1. A method for constructing a knowledgebase useful for providing analysis and predictions based on a collection of data, the method comprising:

obtaining a collection of data;

extracting features from said data, at least one of said features being extracted from full text included in said data;

applying disambiguation to said extracted features;

using said collection of data and extracted features to build a heterogeneous network of elements related to at least one designated theme; and

deriving indicators and models from said network of elements that identify network characteristics and trends characteristic of said collection of data,

wherein said collection of data, extracted features, heterogeneous network of elements, indicators, and models are configured as a knowledgebase that is suitable for providing analysis and predictions based on the collection of data.

2. The method of claim 1, wherein said collection of data includes a plurality of documents.

3. The method of claim 2, wherein the documents in the collection of data are obtained from at least one of a document repository and a document superset.

4. The method of claim 2, wherein said documents include patents and papers.

5. The method of claim 2, wherein the documents are represented in an extensible markup language (XML) format.

6. The method of claim 2, wherein the collection of data includes at least ten million documents.

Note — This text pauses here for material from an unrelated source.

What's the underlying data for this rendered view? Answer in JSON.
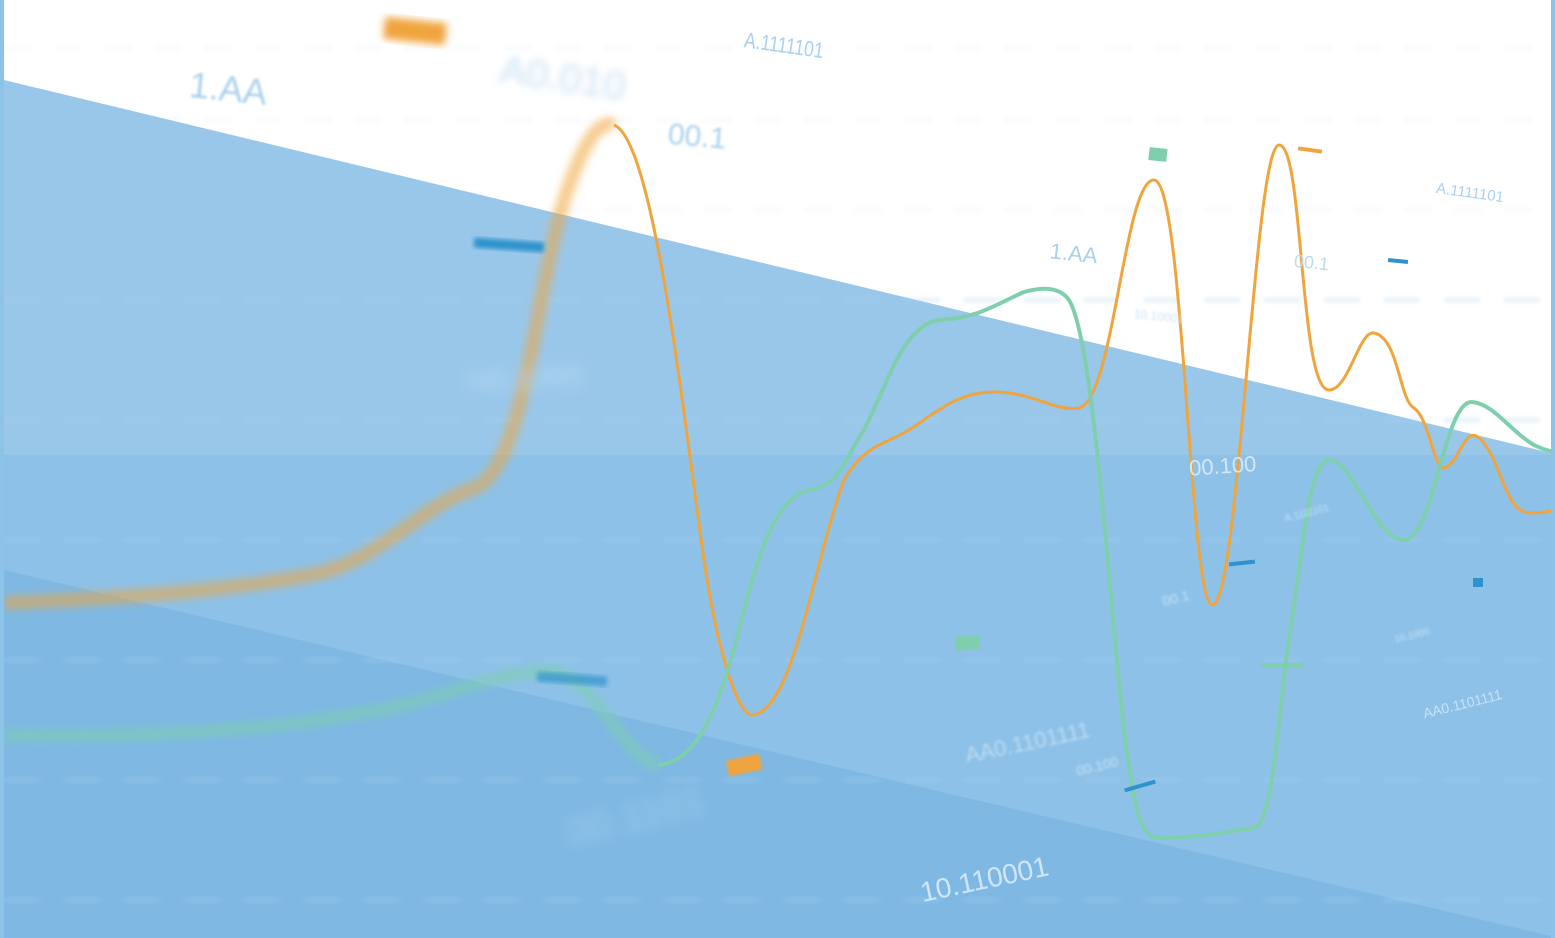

7. The method of claim 1, wherein deriving said indicators includes at least one of citation analysis, natural language processing, entity disambiguation, organization classification, and time series analysis.

8. The method of claim 1, wherein deriving said indicators includes application of a combination of citation analyses, natural language processing, entity disambiguation, organization classification, and time series analyses to said network of elements.

9. The method of claim 1, wherein deriving said indicators includes using a framework to generate and validate the indicators.

10. The method of claim 1, wherein at least some of the models are derived using an automated process.

11. The method of claim 1, wherein at least some of the models are derived using at least one metric for evaluating a utility at least one of the indicators.

12. The method of claim 1, wherein the at least one designated theme includes technical emergence.

13. The method of claim 1, wherein said features include at least one of:

topics;

funding;

organizations in text;

relationships between citations;

relationships between technical terms;

document sections; and

document genre.

14. The method of claim 1, further comprising:

accepting a nomination query from a user;

extracting features from said knowledgebase based on said query;

using said indicators and models to apply a scoring process to said extracted features to predict a future prominence of at least one entity related to said query; and

providing said prediction to said user.

15. The method of claim 14, wherein said extracted features include properties of elements in the heterogeneous network relating to at least one of:

terminology;

patent impact;

paper impact;

persons; and

organizations.

16. The method of claim 14, further comprising providing an explanation of said prediction to said user.

17. The method of claim 14, further comprising, after applying said scoring process, delivering feedback to the knowledgebase and using said feedback to improve future predictions of prominence of entities.

18. The method of claim 1, wherein identify network characteristics and trends includes:

deriving indicators from at least one of metadata and full text included in the collection of data; and

using Bayesian models to combine the indicators.

19. The method of claim 1, wherein the indicators are derived by applying computations that include at least one of a time series and a single value.